A conclusione dell’incontro, Beatrice Galeotto chiede ad Andrea cosa significa essere in missione.

“Stamattina ero con una mia amica, una mamma, gravemente malata: non può né muoversi, né parlare. E sta facendo un’esperienza di maternità incredibile, anche se non può abbracciare i suoi figli. Mi ha raccontato di quanto si sente preferita: da quella sedia, lei è molto più in missione di me.
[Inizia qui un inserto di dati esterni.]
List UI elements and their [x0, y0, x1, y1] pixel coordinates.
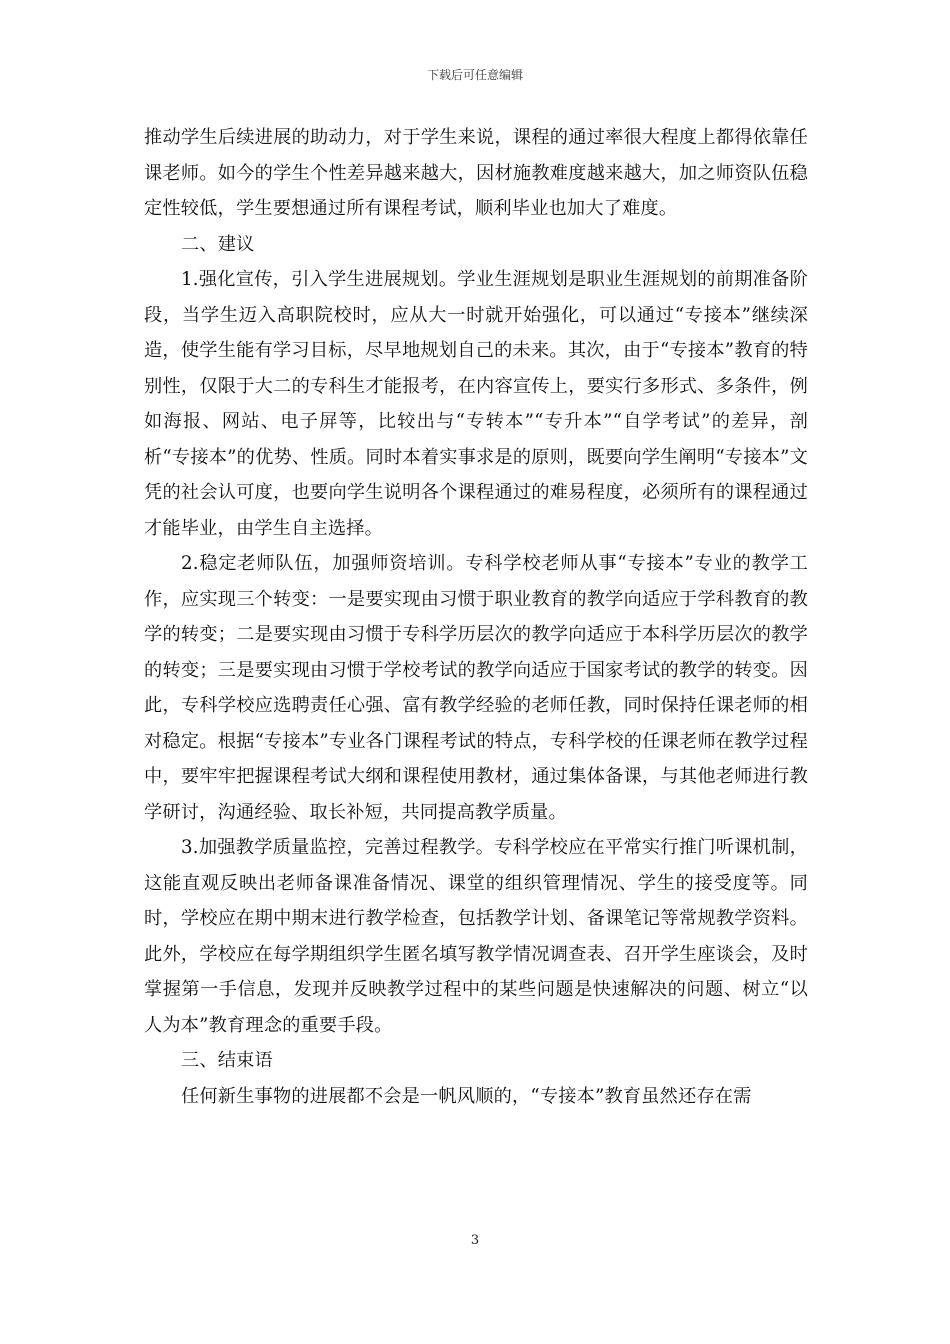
page-number: 3 [470, 1233, 480, 1248]
paragraph: 任何新生事物的进展都不会是一帆风顺的，“专接本”教育虽然还存在需 [181, 1085, 752, 1107]
body-text [144, 120, 808, 1114]
section-heading-conclusion: 三、结束语 [181, 1050, 273, 1071]
page-header: 下载后可任意编辑 [426, 68, 523, 82]
paragraph: 2.稳定老师队伍，加强师资培训。专科学校老师从事“专接本”专业的教学工作，应实现三个转变：一是要实现由习惯于职业教育的教学向适应于学科教育的教学的转变；二是要实现由习惯于专科学历层次的教学向适应于本科学历层次的教学的转变；三是要实现由习惯于学校考试的教学向适应于国家考试的教学的转变。因此，专科学校应选聘责任心强、富有教学经验的老师任教，同时保持任课老师的相对稳定。根据“专接本”专业各门课程考试的特点，专科学校的任课老师在教学过程中，要牢牢把握课程考试大纲和课程使用教材，通过集体备课，与其他老师进行教学研讨，沟通经验、取长补短，共同提高教学质量。 [144, 553, 808, 823]
paragraph: 推动学生后续进展的助动力，对于学生来说，课程的通过率很大程度上都得依靠任课老师。如今的学生个性差异越来越大，因材施教难度越来越大，加之师资队伍稳定性较低，学生要想通过所有课程考试，顺利毕业也加大了难度。 [144, 127, 808, 219]
paragraph: 1.强化宣传，引入学生进展规划。学业生涯规划是职业生涯规划的前期准备阶段，当学生迈入高职院校时，应从大一时就开始强化，可以通过“专接本”继续深造，使学生能有学习目标，尽早地规划自己的未来。其次，由于“专接本”教育的特别性，仅限于大二的专科生才能报考，在内容宣传上，要实行多形式、多条件，例如海报、网站、电子屏等，比较出与“专转本”“专升本”“自学考试”的差异，剖析“专接本”的优势、性质。同时本着实事求是的原则，既要向学生阐明“专接本”文凭的社会认可度，也要向学生说明各个课程通过的难易程度，必须所有的课程通过才能毕业，由学生自主选择。 [144, 269, 808, 539]
paragraph: 3.加强教学质量监控，完善过程教学。专科学校应在平常实行推门听课机制，这能直观反映出老师备课准备情况、课堂的组织管理情况、学生的接受度等。同时，学校应在期中期末进行教学检查，包括教学计划、备课笔记等常规教学资料。此外，学校应在每学期组织学生匿名填写教学情况调查表、召开学生座谈会，及时掌握第一手信息，发现并反映教学过程中的某些问题是快速解决的问题、树立“以人为本”教育理念的重要手段。 [144, 837, 808, 1036]
section-heading-suggestions: 二、建议 [181, 233, 255, 255]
Se questa mia amica, in quelle condizioni, riesce a vivere questa certezza d’essere preferita, e che la sua vita in questo momento è per il bene del mondo intero, allora ti dico: la prima terra di missione è il mio cuore.”

Nella biografia del Servo di Dio Andrea Aziani[2], ad un certo punto c’è questa frase: “che qualcuno s’innamori di ciò che ha innamorato noi”. Ma perché sia così, noi dobbiamo bruciare, ardere, di passione per l’Uomo.

“La missione ha dentro questo ardere per l’Altro, ma prima devo bruciare di passione per me stesso, vivere quell’innamoramento che dice lui. Tutte le volte che sono stato in grado di essere missionario è stato il frutto d’un amore grande che vivo per la mia vita. Qualcuno deve andare in Africa, qualcun altro rimane in ufficio, altri inchiodati al letto tutta la vita, altri ancora studiando in università: questo è marginale.” Ma è sempre per una missione che siamo stati scelti.

La carezza di Papa Francesco a Rose durante l’udienza generale a Comunione e Liberazione del 15 ottobre 2022, in occasione del centenario dalla nascita di don Luigi Giussani

Alessandro Frosio


[1] La testimonianza di Rose Busingye è ampiamente documentata nella biografia “I vostri nomi sono scritti nei cieli” scritta da Davide Perillo. Rizzoli, edizioni Bur; agosto 2022.

[2] Andrea Aziani. Febbre di vita, a cura di Gianni Mereghetti e Gian Corrado Peluso. Itaca Edizioni, dicembre 2023.